Wenn nun ein Letztes hinweist auf die Frühern,
Ist auch ein Früh'res nur weil eins zuletzt,
Und hörst du erst des Wahnsinns Lache wiehern,
Klingt's mit des Unheils Weinen schon versetzt. - -

Ich weiß ein Land, das lag so unbeweglich,
Es regte kaum die Glieder wie ein Wurm,
In Ringen schob sich's nach der Nahrung täglich,
Die Zeit war nur ein Glockenschlag vom Thurm.

Die nächste Nähe lag auf hundert Meilen,
Die Dämmrung gab noch viel zu helles Licht,
Das Höchste schien des Niedern Schmach zu theilen,
Und Ruhe war nicht bloß der Bürger Pflicht.
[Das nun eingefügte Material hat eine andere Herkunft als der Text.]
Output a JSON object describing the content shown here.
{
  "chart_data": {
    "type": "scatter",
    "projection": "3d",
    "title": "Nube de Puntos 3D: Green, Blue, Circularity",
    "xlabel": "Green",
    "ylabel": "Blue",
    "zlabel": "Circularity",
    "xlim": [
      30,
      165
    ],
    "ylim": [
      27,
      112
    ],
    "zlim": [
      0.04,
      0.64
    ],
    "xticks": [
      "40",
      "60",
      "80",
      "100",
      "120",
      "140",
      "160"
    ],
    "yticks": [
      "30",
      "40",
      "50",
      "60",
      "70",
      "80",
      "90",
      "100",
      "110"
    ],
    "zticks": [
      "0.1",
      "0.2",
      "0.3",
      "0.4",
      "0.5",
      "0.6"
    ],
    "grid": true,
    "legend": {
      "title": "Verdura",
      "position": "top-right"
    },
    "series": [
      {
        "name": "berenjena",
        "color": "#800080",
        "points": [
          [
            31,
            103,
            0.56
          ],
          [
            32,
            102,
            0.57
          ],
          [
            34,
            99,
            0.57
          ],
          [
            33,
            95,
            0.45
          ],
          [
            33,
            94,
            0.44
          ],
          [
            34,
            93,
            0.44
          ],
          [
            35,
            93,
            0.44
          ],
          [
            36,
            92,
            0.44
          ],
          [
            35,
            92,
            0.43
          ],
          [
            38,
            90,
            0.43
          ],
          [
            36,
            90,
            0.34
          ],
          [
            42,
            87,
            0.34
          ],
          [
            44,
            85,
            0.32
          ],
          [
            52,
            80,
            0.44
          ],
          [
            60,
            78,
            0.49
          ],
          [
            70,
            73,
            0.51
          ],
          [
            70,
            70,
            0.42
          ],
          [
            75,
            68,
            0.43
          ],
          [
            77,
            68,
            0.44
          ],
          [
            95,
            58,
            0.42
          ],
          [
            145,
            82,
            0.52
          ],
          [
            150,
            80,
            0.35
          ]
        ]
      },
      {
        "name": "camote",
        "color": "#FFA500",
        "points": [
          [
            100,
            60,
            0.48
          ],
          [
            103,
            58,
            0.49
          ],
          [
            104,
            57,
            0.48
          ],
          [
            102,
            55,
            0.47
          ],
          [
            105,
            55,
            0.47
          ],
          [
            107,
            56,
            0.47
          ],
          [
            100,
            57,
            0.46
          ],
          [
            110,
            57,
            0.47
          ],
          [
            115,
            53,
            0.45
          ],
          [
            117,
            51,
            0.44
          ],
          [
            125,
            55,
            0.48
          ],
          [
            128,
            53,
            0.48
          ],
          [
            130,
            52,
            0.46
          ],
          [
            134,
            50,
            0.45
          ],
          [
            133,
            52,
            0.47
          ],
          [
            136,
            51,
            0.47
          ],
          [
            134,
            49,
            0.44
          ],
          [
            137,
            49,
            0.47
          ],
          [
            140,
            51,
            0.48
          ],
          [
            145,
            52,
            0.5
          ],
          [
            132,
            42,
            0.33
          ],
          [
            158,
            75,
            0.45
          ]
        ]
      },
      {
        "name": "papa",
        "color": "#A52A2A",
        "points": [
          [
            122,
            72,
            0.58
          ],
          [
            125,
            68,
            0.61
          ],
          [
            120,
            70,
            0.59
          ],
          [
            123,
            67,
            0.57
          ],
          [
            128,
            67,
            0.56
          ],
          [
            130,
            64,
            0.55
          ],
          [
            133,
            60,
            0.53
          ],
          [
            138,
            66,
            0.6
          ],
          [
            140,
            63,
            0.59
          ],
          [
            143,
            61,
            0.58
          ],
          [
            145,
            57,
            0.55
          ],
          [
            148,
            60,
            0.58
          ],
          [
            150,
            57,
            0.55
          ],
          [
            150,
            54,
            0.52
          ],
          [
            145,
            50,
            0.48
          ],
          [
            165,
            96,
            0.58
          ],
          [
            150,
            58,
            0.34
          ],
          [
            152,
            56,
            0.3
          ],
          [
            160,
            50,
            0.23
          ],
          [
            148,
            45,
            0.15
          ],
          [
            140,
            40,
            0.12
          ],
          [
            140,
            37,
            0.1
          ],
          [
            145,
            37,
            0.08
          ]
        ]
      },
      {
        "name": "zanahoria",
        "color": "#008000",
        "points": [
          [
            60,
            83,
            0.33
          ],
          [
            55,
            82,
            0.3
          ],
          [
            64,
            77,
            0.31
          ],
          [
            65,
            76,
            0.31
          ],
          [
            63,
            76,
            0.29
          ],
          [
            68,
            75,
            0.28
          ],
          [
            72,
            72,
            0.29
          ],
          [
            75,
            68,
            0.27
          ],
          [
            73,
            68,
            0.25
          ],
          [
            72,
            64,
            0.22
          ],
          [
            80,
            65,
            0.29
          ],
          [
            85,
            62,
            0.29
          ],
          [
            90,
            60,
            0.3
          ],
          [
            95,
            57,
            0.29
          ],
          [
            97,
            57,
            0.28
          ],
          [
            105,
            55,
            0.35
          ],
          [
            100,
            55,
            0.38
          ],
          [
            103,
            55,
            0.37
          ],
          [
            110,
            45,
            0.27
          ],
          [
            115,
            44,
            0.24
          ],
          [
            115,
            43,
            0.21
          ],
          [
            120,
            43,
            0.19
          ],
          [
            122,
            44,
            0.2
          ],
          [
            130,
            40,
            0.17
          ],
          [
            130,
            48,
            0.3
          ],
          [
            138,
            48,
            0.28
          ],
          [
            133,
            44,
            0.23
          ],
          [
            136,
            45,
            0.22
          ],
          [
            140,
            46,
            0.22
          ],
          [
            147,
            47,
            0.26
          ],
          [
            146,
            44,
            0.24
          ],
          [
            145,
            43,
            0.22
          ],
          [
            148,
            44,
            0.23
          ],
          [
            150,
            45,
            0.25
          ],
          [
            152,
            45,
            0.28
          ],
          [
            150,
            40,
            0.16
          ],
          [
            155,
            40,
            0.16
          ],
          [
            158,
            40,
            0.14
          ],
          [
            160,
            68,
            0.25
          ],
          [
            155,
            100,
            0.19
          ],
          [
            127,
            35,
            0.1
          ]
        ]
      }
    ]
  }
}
Da bäumt sich's plötzlich auf wie böse Fieber,
Ein schaurig Wehen geht durchs ganze Land,
In Wellen steigt's und stürzt sich brandend über,
Gelöst ist des Gewohnten altes Band.

Das matte Aug' strengt an die blöden Sterne
Und sucht des Uebels Keim, der gar zu nah',
Mit leerem Grübeln in der weiten Ferne,
Erforscht, was wird, und nicht, was längst geschah.

Die bösen Fugen, die die Zeit gelichtet
Und die die Trägheit kaum noch hielt in Haft,
- Laßt sehen, ob ein Anstoß sie verdichtet,
Der Widerstand verdoppelt ja die Kraft!

Stört sie im Schlaf der Feile dumpfes Nagen,
- Theilt andern mit des eignen Volkes Druck!
Die Kette, weiß man, wenn sie Alle tragen,
Ist sie nicht Kette mehr, sie wird zum Schmuck.

Es mangelt Geld - geht bei dem Wucher borgen,
Ist Haben doch und Sollen beides Geld,
Verzehrt im Heute alle künft'gen Morgen,
Denn morgen ist das Ende ja der Welt.

Klagt euch das Denken seiner Freiheit Schranken,
- Ruft einen Büttel, der noch eng're gibt!
Der Krone Vorrecht seien die Gedanken,
Ein Vorrecht, das man freilich sparsam übt.

Doch halt! sie denken. Die in bessren Zeiten
Von Schlauheit nur und Selbstsucht ein Gemisch,
Sie fangen an im Schulgezänk zu streiten,
Und zum Katheder wird der Aktentisch.

Vom Weltplan, von des Urvolks erstem Wandern,
Von Gott, der sie hausväterlich gesetzt,
In Häuser, die das Eigenthum von Andern,
Die andrer Väter Söhne auch zuletzt.

Ist das der Wahn nicht, der bethört die Sinne,
Und ist der Wahnsinn nicht der Untergang,
Wenn er befällt die Wächter auf der Zinne,
Die schützen sollen vor des Unheils Drang?

Das Unheil aber naht, so muß ich meinen,
Der Einsturz folgt, wenn erst kein Widerstand,
Die Tollheit hör' ich lachen, ich muß weinen,
Denn ach, es gilt mein eignes Vaterland.